With the spec done, I used Claude Code to implement the entire TypeScript backend in one session. I gave Claude the spec and it generated the complete codebase, tool implementations, and client logic all at once.

The detailed spec paid off. Claude had enough context to write production-ready code with proper error handling, TypeScript types, concurrent processing, and Tempo API integration. No iterative debugging, no multiple attempts, just one pass and the core functionality worked.

Refinement Phase

I hit Claude’s usage limits after the implementation session, so I switched to GitHub Copilot with Claude Sonnet 4 for debugging and polish. This phase took maybe an hour, mostly fixing API payload formatting and authentication details with the Tempo API.

Total time from spec to working server: under 3 hours.

What I Learned

Investigate first, then spec. I’ve tried building projects by just prompting “build me X” and letting the AI figure it out. That works for small scripts but falls apart for anything with real APIs. Capturing the actual API behavior in Chrome DevTools gave me the ground truth I needed, then the AI could write a spec that matched reality instead of guessing.

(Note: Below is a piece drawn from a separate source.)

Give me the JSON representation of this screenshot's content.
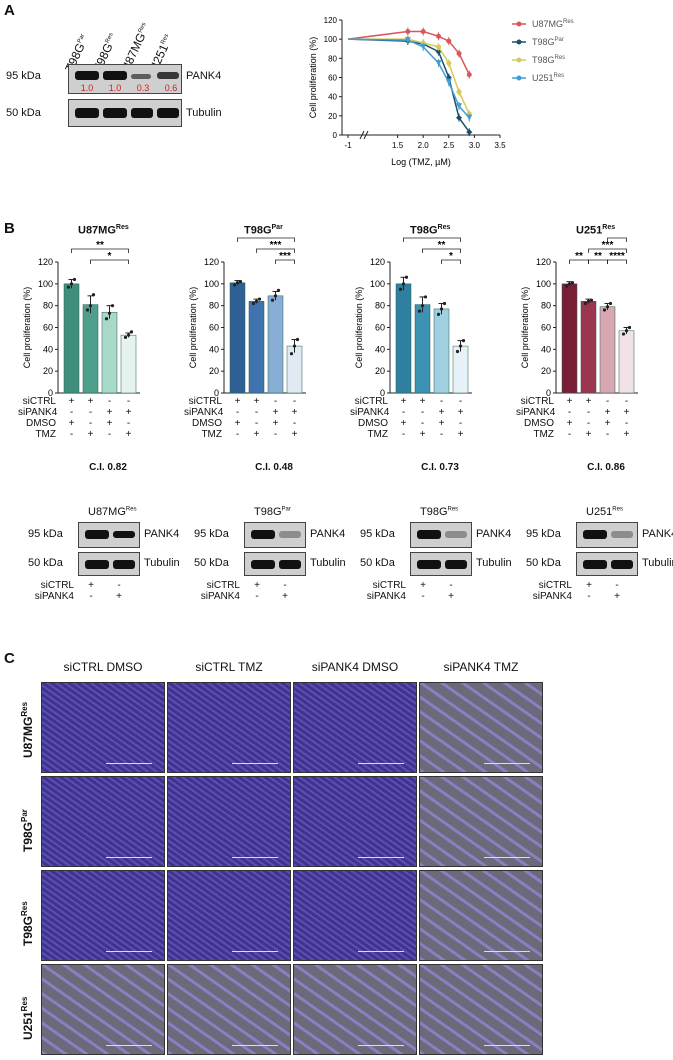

Use different AI tools for different phases. Copilot with Claude Sonnet 4 was great for collaborative spec writing, Claude Code was perfect for the one-shot implementation, then back to Copilot for refinement.

AI-assisted development is fast. Three hours from API investigation to working, published NPM package that handles authentication, concurrent API calls, and complex business logic. I’ve spent longer than that just debugging authentication issues in traditional projects.

The Tech Stack

  • TypeScript and Node.js v18+
  • Model Context Protocol SDK (v1.17.0+)
  • Zod for schema validation, Axios for HTTP, date-fns for date handling
  • Tempo REST API with PAT authentication
  • stdio transport with optional HTTP support

Install via NPX (npx @tranzact/tempo-filler-mcp-server), VS Code extension, or Claude Desktop bundle downloads.

Using It

Once configured with your Tempo API token, you can talk to your AI assistant naturally:

“Fill my October hours”

“Show me what I logged last week”

“What does my timesheet look like compared to my calendar?”

The assistant pulls context from GitHub, Jira, and my Outlook calendar, automatically skips PTO days, and proposes a breakdown. I review and approve, it handles the rest.

Open Source

Originally built this for internal use at TRANZACT, now open source for anyone who uses Tempo and wants to automate time tracking. The code is on GitHub and the package is on NPM.

If you’re using JIRA Tempo and any MCP-compatible AI assistant, grab it and see if it saves you time.